In the end, instead of upgrading just a single package, you may end up with upgrading the whole operating system.
Imagine the situation:
You have a flat tire on your new car. You come to a service station and ask them to repair the puncture, but they say they cannot do that because your tire is too old to be repaired and has reached the end of life.
You say it is okay and ask them to sell a new tire, but they say that no new tires are compatible with your car and the only available option you have is buying a new car; even though your car is just 2 years old.
This is essentially what happens in the software industry.
For instance, CentOS 7 is a very popular operating system for web servers. And as of June 2020, it is in the active support stage with the end of life set to be in 2024.
However, the package manager of CentOS 7 will only let you work with 1.0 branch of OpenSSL which reached the end of life at the end of 2019. It makes this relatively modern operating system obsolete if you want to work with modern TLS cryptography.
Soon after Sectigo's root certificate had expired, a holy war has begun between software developers and system administrators.

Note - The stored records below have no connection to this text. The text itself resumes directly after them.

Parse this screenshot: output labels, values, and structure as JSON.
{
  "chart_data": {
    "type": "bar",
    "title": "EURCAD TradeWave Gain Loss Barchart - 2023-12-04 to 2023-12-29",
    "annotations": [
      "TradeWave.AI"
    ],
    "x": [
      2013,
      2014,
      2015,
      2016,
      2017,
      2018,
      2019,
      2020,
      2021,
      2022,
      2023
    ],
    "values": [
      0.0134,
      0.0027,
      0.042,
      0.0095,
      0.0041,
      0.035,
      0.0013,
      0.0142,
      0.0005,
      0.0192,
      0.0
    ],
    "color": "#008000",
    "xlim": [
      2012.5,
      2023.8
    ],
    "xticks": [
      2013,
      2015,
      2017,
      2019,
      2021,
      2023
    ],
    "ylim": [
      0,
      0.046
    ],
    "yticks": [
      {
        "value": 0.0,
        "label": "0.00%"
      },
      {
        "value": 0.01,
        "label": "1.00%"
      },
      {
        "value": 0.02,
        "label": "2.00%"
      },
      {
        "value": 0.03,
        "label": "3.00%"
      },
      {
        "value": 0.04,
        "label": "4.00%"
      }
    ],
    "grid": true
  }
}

The developers demanded the expired certificate to be removed from the SSL bundle the web servers were sending. The system administrators insisted that the developers should update their own technology stack because only completely outdated systems could not properly deal the cross-signed root certificates where one of them had expired (“I trust Michael, but Michael is a son of Vito and Vito is dead” situation).
The industry (and the common sense) were on the system administrators' side. All SSL certificate providers who use Sectigo’s certificates and Sectigo themselves issued statements weeks before the expiration date that no action was required, that cross-signing should do its job, that 10 years is more than enough to update the root CA bundles, that amongst several available chains of trust the software should pick the one that is valid, etc.
Nevertheless, some part of the software industry was not prepared for this trivial event.